Philomela must already have been up to see the stadium. She was now looking past me, yearning to squeeze by and make her way downhill. The path was narrow; I was blocking it.
"You travel alone?' She nodded. For a woman of any status that was unusual, and I let my surprise show.
"I went with a group once!' Her tone was caustic.
"Oh, bad choice!' My own tone was sour too, yet we shared no sense"of complicity.
Who was she? Her accent seemed aristocratic. Her neat hands had never done hard labour. I wondered if she had money; she must have. She should have been married once, given her age (she looked menopausal, which could explain her crazy air. Were there children? If so, they despaired of her, for sure. I bet she was divorced. Under the fey manner, I saw a stubborn trace of oddness. She knew people thought she was crazy – and she damn well did not care.

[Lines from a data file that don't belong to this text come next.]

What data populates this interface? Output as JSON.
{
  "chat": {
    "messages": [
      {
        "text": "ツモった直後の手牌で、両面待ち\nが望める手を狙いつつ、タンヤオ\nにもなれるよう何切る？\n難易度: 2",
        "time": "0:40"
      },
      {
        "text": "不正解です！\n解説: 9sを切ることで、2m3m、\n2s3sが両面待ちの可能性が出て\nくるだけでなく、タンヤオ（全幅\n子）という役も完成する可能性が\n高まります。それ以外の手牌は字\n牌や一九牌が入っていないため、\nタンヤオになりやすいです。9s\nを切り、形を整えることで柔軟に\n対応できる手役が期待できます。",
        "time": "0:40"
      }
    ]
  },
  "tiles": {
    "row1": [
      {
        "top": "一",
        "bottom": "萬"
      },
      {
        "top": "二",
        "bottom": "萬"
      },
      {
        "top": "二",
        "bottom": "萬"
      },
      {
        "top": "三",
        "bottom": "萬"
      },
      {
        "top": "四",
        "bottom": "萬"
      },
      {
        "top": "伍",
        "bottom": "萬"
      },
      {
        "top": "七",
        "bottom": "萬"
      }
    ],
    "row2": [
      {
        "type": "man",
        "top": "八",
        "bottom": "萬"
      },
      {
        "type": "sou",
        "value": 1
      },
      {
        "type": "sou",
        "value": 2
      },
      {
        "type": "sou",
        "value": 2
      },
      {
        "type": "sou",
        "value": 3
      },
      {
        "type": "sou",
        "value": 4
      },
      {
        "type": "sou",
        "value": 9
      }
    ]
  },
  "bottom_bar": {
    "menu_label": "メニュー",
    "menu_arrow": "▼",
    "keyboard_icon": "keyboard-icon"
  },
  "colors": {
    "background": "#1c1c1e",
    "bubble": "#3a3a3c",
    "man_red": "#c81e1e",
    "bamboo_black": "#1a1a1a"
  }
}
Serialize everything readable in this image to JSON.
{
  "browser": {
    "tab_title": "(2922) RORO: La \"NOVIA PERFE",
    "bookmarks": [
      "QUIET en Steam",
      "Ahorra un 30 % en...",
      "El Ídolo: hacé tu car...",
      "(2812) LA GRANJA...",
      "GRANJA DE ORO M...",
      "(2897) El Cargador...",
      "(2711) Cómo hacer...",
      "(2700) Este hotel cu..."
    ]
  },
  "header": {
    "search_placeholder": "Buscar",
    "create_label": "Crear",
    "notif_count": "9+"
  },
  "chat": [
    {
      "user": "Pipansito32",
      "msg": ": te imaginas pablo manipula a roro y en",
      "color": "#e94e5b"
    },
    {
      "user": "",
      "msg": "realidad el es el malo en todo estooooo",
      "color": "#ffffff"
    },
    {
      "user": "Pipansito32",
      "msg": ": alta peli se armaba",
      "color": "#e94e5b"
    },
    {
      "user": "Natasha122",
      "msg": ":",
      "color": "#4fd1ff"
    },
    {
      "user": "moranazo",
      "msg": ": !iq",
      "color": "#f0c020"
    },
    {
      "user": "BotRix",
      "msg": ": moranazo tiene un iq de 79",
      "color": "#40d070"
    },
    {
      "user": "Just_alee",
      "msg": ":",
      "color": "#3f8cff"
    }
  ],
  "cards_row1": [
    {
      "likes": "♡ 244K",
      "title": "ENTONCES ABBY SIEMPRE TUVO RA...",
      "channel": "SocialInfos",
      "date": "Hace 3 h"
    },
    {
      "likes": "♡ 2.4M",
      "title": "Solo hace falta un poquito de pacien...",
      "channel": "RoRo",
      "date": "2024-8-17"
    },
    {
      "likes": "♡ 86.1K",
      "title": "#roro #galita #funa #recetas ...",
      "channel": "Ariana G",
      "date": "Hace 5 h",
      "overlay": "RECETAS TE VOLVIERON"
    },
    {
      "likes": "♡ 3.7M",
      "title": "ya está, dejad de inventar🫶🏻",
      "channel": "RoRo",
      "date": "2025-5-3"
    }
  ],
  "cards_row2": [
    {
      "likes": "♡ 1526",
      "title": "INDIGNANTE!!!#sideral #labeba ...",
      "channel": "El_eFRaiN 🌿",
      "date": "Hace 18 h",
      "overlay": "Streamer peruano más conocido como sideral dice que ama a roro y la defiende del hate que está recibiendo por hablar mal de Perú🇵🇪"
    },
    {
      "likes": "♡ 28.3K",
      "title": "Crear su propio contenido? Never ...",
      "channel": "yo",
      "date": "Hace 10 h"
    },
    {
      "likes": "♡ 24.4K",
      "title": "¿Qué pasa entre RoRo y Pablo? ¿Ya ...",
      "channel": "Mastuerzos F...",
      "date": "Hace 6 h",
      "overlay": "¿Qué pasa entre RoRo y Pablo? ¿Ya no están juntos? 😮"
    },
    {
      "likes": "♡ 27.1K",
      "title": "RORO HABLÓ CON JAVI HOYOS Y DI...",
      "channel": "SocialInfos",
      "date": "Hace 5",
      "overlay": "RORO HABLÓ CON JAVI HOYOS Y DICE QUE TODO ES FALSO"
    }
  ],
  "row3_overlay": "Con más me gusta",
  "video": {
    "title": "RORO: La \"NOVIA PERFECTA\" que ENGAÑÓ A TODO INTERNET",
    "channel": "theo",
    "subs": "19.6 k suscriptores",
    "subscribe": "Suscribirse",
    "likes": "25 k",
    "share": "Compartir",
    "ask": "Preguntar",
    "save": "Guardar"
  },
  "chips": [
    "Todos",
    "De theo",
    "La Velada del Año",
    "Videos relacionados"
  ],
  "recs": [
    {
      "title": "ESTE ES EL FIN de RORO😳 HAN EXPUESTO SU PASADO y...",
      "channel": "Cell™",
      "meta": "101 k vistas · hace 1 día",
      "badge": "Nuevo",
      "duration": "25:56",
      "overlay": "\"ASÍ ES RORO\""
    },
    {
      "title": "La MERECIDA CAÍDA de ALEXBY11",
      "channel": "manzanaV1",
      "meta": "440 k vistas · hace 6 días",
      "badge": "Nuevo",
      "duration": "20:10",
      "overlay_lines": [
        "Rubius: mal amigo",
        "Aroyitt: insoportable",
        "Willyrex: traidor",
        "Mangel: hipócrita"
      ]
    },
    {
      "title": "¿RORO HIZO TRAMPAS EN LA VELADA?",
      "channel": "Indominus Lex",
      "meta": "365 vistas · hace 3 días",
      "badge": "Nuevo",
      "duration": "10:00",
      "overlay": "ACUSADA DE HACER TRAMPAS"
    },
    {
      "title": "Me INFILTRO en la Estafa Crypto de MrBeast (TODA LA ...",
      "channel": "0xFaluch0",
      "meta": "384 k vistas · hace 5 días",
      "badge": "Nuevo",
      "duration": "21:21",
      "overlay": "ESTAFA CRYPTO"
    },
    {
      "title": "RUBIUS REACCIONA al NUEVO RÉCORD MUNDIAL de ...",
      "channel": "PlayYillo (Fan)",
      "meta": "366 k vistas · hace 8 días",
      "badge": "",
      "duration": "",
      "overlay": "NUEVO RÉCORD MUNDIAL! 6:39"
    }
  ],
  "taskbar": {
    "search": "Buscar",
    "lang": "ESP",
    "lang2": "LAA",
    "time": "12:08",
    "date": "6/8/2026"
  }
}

I knew her type. You could call her independent – or a social menace. Many would find her irritating – Helena for one. I bet Philomela blamed men for her misfortunes, and I bet the men she had known all said it was her own fault. One thing was sure. innkeepers,
waiters, and muleteers would think she was fair game. Maybe she was, too. Maybe this woman stayed in Greece for free love with menials, thinking Greece was far enough from Rome not to cause a scandal.